Barnyardgrass is an annual grassy weed that is also known by its scientific name, Echinochloa crus-galli. Weed removal through cultural practices, such as proper mowing and watering, is ineffective.
Barnyardgrass is easily identified by its coarse, sprawling vegetation and purple-tinged stem. This grassy weed features a broad, continuous collar and compressed sheaths that are very flat and purplish near the base. Its blades are flat and narrow at the base and thick mid-vein—they may also be sparsely haired along the edges. Barnyardgrass has a seed head forming a coarse, branching panicle. Its stems are often found lying flat in the grass.
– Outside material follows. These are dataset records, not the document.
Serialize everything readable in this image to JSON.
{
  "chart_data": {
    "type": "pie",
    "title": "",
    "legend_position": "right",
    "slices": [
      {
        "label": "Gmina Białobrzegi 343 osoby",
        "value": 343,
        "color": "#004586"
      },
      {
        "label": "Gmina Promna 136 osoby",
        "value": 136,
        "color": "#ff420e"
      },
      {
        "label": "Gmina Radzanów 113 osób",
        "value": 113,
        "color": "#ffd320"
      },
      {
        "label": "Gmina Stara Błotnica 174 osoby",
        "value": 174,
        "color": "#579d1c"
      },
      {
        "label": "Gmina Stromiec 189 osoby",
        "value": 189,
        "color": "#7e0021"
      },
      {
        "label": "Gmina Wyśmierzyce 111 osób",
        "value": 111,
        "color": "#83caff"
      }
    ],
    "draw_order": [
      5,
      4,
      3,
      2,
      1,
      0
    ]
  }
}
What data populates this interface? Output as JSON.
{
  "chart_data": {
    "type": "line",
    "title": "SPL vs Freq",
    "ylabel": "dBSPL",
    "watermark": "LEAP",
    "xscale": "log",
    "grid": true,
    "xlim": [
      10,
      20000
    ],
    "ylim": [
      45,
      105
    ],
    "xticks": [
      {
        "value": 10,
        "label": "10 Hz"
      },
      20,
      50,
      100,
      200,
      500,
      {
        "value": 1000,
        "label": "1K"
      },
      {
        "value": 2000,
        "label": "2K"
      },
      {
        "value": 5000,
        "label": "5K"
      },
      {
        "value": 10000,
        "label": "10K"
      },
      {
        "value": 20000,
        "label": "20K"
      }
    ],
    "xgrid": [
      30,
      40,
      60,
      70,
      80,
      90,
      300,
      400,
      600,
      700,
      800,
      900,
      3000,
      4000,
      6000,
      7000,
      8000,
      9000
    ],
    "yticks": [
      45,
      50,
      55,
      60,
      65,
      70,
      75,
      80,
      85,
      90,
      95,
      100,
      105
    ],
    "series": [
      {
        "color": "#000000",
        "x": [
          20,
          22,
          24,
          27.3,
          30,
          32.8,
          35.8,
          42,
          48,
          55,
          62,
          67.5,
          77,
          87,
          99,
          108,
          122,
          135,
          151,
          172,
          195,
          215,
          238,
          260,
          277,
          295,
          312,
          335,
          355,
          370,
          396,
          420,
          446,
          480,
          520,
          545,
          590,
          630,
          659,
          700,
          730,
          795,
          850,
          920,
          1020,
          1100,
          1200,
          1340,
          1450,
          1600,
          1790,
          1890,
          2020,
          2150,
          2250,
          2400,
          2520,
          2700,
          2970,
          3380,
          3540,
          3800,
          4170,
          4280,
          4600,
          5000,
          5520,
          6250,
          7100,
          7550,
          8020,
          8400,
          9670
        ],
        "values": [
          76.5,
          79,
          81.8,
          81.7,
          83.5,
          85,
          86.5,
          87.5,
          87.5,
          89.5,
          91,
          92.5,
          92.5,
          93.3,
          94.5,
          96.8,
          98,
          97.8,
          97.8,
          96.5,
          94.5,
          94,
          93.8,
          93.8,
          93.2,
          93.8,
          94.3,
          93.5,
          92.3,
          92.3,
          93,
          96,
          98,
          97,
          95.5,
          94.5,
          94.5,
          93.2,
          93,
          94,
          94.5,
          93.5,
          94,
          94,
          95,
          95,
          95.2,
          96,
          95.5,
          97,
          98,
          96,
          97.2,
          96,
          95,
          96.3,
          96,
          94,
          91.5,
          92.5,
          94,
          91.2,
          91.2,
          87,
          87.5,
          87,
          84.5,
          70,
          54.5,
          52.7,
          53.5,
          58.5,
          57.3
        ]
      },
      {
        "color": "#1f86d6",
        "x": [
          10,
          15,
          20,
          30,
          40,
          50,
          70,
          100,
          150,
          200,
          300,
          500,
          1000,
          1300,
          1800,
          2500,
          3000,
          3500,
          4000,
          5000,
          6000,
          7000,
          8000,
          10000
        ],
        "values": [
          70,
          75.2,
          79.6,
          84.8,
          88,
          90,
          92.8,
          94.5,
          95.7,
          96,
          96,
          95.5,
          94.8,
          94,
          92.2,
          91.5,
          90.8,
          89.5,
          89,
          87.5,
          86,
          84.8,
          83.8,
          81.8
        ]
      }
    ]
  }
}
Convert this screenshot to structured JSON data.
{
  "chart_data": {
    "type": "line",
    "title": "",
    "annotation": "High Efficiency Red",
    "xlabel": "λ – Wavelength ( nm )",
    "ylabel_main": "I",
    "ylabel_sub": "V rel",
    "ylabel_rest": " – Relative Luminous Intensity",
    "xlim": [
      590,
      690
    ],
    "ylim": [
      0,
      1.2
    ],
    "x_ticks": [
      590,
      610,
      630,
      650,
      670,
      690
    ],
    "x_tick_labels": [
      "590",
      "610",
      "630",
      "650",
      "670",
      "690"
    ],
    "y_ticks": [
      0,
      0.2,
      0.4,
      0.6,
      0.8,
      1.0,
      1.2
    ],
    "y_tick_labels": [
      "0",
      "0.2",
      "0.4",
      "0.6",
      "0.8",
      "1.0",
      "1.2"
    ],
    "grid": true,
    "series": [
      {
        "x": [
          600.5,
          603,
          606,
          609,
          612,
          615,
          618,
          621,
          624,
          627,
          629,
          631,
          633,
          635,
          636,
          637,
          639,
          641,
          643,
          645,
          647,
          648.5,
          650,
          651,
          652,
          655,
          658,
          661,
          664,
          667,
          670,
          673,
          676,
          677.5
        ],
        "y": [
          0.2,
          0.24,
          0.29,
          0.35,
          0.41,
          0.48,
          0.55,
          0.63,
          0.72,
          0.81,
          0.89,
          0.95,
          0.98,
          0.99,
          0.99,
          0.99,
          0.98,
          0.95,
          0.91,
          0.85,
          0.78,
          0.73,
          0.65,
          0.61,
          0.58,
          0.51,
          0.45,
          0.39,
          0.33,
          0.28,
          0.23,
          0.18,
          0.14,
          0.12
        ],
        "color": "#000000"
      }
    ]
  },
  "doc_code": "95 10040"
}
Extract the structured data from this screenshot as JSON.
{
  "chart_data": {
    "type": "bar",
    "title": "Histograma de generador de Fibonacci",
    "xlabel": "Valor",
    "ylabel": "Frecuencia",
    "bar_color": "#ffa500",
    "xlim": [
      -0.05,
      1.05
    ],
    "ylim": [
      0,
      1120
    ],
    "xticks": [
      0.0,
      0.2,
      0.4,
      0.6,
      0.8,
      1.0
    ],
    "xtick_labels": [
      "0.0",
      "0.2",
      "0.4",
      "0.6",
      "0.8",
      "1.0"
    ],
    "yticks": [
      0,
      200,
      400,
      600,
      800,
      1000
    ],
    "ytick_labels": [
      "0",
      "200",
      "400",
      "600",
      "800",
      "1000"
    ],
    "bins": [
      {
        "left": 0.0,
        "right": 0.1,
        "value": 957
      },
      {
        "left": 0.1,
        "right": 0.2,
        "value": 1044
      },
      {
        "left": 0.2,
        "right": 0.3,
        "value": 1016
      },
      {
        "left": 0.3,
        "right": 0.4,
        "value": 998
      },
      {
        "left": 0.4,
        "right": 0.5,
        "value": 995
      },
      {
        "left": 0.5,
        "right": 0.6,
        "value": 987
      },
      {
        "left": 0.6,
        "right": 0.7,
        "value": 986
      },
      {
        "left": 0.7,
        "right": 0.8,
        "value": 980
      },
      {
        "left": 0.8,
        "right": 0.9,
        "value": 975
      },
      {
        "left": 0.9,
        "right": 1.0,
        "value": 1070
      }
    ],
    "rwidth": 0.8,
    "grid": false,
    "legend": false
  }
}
This lawn weed prefers moist, nutrient-rich soils and is often found growing in croplands, nurseries, home lawns and landscaped areas. Barnyardgrass thrives throughout most of North America. These grassy weeds are annuals, meaning they live for only one season and are typically easy to control because they lack the complex underground structures needed to spread new plant growth through creeping roots. Still, annuals produce tons of seeds that can infest and dominate your yard under the right conditions.
Because of its horizontal, fan-shaped growth tendencies, cultural weed control methods—such as hand-pulling lawn weeds or proper watering and mowing—are largely ineffective for getting rid of Barnyardgrass from your lawn or landscaping. Start fighting against lawn weeds like Barnyardgrass early—a healthy, dense lawn can help prevent this grassy weed from ever establishing itself. Where large infestations are present, physical weed removal can be effective but is often time-consuming and impractical.